POLITIQUE. Le gouvernement israélien étant le plus divers, il est aussi le plus fragile. Cet assemblage baroque allant du parti d’extrême-gauche Meretz à celui d’extrême-droite Yamina l’expose à une grande instabilité. Que peut bien avoir en commun Mansour Abbas, islamiste conservateur, anti féministe et anti gay, avec Nitzan Horowitz, fervent défenseur des droits LGBT ? L’icône ultranationaliste Ayelet Shaked, qui se parfumait avec la fragrance « Fascisme » dans un spot de campagne et rêve d’étouffer la Cour suprême, avec la chef de file travailliste Merav Michaeli, soucieuse de restaurer l’Etat de droit ? Ou encore Naftali Bennett et Gideon Saar, fervents annexionnistes, avec Benny Gantz et Yaïr Lapid, partisans de la solution à deux Etats ? Le choix même de Bennett pour prendre le premier la tête de la coalition trahit sa vulnérabilité.
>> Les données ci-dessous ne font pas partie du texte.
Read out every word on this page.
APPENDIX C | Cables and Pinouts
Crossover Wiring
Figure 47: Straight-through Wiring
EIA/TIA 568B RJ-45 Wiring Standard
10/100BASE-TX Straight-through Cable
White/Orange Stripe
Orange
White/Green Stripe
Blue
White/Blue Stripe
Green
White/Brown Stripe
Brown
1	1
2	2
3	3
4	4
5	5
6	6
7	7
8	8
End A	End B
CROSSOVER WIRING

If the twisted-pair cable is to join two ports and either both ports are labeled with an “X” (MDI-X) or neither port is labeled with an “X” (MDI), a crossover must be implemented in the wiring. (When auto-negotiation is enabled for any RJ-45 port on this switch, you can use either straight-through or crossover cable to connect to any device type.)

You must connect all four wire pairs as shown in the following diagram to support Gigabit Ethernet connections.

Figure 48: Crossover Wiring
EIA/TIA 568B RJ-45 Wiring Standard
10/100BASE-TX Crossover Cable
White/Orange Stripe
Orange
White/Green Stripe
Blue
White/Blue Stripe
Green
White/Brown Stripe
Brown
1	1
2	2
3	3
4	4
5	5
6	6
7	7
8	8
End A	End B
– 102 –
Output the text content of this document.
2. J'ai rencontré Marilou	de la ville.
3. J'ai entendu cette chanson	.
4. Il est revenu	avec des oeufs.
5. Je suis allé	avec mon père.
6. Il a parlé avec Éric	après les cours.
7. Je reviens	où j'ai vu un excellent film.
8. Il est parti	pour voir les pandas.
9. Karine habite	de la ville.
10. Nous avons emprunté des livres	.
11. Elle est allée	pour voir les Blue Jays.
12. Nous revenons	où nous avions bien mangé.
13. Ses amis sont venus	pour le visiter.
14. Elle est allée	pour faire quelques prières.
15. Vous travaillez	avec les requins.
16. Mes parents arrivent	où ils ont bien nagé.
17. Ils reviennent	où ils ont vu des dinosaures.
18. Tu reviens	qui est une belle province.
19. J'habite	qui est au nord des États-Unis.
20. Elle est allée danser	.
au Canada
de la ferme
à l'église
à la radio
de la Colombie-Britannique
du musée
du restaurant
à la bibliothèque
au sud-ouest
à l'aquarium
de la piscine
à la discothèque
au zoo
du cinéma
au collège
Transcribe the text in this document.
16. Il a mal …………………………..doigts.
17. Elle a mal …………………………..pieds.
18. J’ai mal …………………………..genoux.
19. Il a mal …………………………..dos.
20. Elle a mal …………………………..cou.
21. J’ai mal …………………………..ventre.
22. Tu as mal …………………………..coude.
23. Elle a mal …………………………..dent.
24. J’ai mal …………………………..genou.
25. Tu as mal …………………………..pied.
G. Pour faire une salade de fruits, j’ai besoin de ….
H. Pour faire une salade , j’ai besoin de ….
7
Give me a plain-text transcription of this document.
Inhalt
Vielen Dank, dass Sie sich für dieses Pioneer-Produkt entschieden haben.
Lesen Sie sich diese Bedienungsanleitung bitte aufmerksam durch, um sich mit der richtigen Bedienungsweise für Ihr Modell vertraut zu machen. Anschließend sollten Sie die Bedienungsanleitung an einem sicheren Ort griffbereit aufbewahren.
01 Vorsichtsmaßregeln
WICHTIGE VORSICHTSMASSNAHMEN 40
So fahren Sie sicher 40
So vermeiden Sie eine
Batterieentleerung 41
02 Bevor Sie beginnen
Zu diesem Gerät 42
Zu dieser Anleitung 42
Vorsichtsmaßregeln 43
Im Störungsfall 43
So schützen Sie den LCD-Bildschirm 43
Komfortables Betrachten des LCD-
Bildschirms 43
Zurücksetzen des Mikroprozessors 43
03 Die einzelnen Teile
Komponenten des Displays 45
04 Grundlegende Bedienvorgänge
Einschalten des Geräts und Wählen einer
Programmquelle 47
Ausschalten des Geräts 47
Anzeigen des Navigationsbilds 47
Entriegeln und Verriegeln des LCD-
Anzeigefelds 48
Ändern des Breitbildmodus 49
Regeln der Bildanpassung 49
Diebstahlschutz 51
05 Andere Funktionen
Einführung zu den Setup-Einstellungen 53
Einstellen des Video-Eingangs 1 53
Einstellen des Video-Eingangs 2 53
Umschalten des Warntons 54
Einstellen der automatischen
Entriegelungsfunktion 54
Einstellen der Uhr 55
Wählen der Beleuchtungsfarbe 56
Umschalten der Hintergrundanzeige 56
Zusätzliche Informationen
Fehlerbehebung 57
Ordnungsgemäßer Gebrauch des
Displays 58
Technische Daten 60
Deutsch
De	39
Avec seulement six députés à la Knesset, il est le Premier ministre le moins populaire de l’Histoire.

« Nous allons nous asseoir ensemble et nous avancerons sur ce qui nous rassemble – il y a beaucoup de choses sur lesquelles nous sommes d’accord – et ce qui nous sépare, nous le laisserons de côté », a promis Bennett dans son discours d’investiture. Un éloge du compromis en somme, qui est l’essence même de la démocratie parlementaire. Autant dire que l’exécutif devra faire preuve de hauteur de vue et les parlementaires d’une discipline de fer pour éviter de tomber dans les pièges tendus par l’opposition. Netanyahou se tient en embuscade et annonce son retour « plus tôt qu’on ne le pense » ce qui, loin de déstabiliser ses anciens hommes liges qui ont osé le défier, va perpétuer leur alliance.

Réparer l’Etat, réconcilier ses citoyens

Le défaut d’une telle coalition est d’abandonner à un statu quo mortifère des sujets essentiels pour l’avenir d’Israël comme le conflit palestinien. Cependant, l’urgence est au redémarrage de la machine de l’Etat, paralysée par deux ans de crise politique et une pandémie. Il faut voter un budget (absent depuis 2018), assainir les finances, restaurer la confiance dans les institutions ; bref, rétablir la mamlakhtiout (le sens de l’Etat). L’autre enjeu est d’apaiser les citoyens épuisés par des combats électoraux sans fin, où Netanyahou n’a cessé de jouer sur les divisions identitaires, et encore sous le choc des émeutes judéo-arabes. Il revient à Bennett d’assumer cette lourde tâche. Religieux sans zèle, celui qui a choisi de reporter la kippa après l’assassinat de Rabin « quand c’était impopulaire » devra renouer les liens entre les quatre « tribus » d’Israël : laïques, religieux, ultra-orthodoxes et arabes. Ses deux premières décisions donnent le ton : la nomination de 36 ambassadeurs et consuls, jusqu’alors en suspens, pour renforcer la place d’Israël et la création d’une commission d’enquête indépendante sur la catastrophe du Mont Méron, vraie mesure de justice sociale en faveur des 45 victimes ultra-orthodoxes. Absents du gouvernement, ces derniers se retrouvent dans l’opposition avec les suprémacistes juifs, autres alliés du Likoud. Mais sans doute ne souffriront-ils pas longtemps d’être laissés sans poste ni budget et voudront rejoindre la coalition. Aujourd’hui, seule une minorité d’Israéliens estime que le gouvernement tiendra la durée de son mandat, voire jusqu’au 27 août 2023 date à laquelle Lapid doit succéder à Bennett. La plupart estime qu’il tombera avant du fait de sa trop grande disparité. S’il parvient déjà à réparer l’Etat et réconcilier ses citoyens, il aura accompli sa mission.